Deep within the genomes of cancer cells lie subtle clues to their malignant origins. Somatic variants are genetic alterations that point to DNA replication errors or exposure to carcinogens and are known to contribute to the development of tumours.
However, using automated platforms to find these genetic fingerprints of cancer in DNA sequences from patient samples has, until now, been exceedingly difficult as tumours are often highly heterogenous and DNA sequencing is prone to errors.
Anders Skanderup, a Group Leader from A*STAR’s Genome Institute of Singapore (GIS), said that breakthroughs in machine learning combined with the availability of large, multidimensional training datasets can help realise the full potential of diagnostic technologies powered by artificial intelligence.
“The ability to generate and use large scale next-generation sequencing data of cancer genomes can enable the training of large deep learning models,” said Skanderup.
Using this approach, Skanderup worked with first author Kiran Krishnamachari and colleagues to develop a deep learning system designed to detect somatic variants in tumours called VarNet. The platform was trained using 4.6 million high-confidence somatic variants found in 356 tumour genomes spanning seven cancer types.
The team built VarNet using ground-truth labels with an ensemble method which enabled it to recognise genetic mutations in unlabelled genetic data. “While there are many cancer sequencing datasets available, they do not contain ground-truth mutation labels that can be used to train large models,” explained Skanderup, adding that they overcame the challenge using scale and weak supervision.
They also devised two distinct deep learning models to identify single letter DNA changes (single nucleotide variants) and insertions or deletions to the DNA code (indels). Finally, the system was engineered to generate image-like representations of mutation sites which allowed VarNet to better ‘see’ mutations and make mutation probability predictions at each site.
Prior machine learning platforms tended to struggle with ‘low purity’ tumour samples containing healthy tissues that can make it harder to distinguish somatic variants. However, validation tests proved that VarNet’s performance often exceeded current state-of-the-art methods in these challenging scenarios.
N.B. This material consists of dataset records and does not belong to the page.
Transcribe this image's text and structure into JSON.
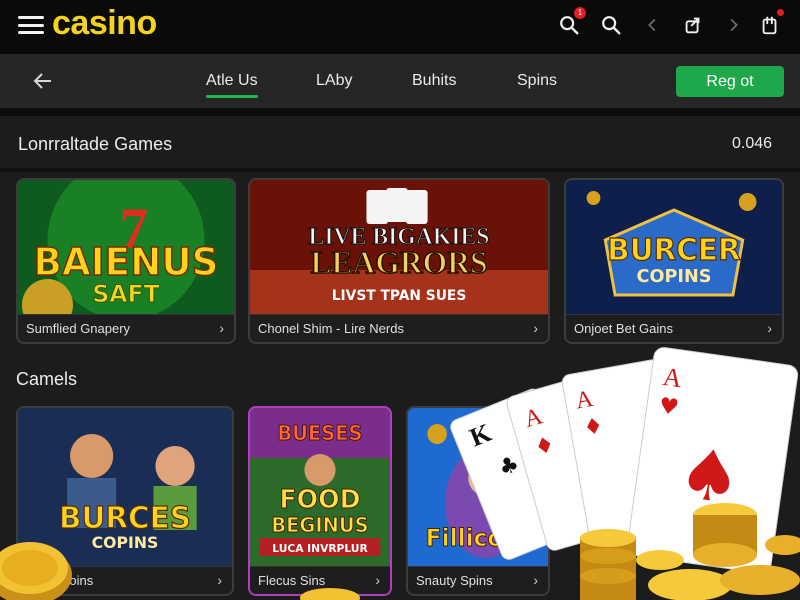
{
  "header": {
    "logo": "casino",
    "notification_count": "1"
  },
  "navbar": {
    "tabs": [
      {
        "label": "Atle Us",
        "active": true
      },
      {
        "label": "LAby",
        "active": false
      },
      {
        "label": "Buhits",
        "active": false
      },
      {
        "label": "Spins",
        "active": false
      }
    ],
    "register_label": "Reg ot"
  },
  "section1": {
    "title": "Lonrraltade Games",
    "value": "0.046",
    "cards": [
      {
        "label": "Sumflied Gnapery",
        "art_title": "BAIENUS",
        "art_sub": "SAFT"
      },
      {
        "label": "Chonel Shim - Lire Nerds",
        "art_title": "LIVE BIGAKIES",
        "art_title2": "LEAGRORS",
        "art_sub": "LIVST TPAN SUES"
      },
      {
        "label": "Onjoet Bet Gains",
        "art_title": "BURCER",
        "art_sub": "COPINS"
      }
    ]
  },
  "section2": {
    "title": "Camels",
    "cards": [
      {
        "label": "Ca   rs Soins",
        "art_title": "BURCES",
        "art_sub": "COPINS"
      },
      {
        "label": "Flecus Sins",
        "art_title": "FOOD",
        "art_title2": "BEGINUS",
        "art_top": "BUESES",
        "art_sub": "LUCA INVRPLUR"
      },
      {
        "label": "Snauty Spins",
        "art_title": "Fillicota"
      }
    ]
  },
  "colors": {
    "accent": "#1ea84a",
    "logo": "#f5d31c",
    "badge": "#e02020"
  }
}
“VarNet was shown to be more accurate than existing systems in benchmarks of low-tumour-purity settings, which improves its potential for practical use,” Skanderup remarked, adding that the platform was specifically designed to mimic human experts who would use visualisations of sequencing data to make side-by-side comparisons of normal and tumour samples.
VarNet’s unprecedented accuracy can be a game-changer both in research and commercial settings, said Skanderup, who suggested that it can enhance specialised mutation detection technologies often used by medical diagnostic companies.
The A*STAR-affiliated researchers contributing to this research are from the Genome Institute of Singapore (GIS).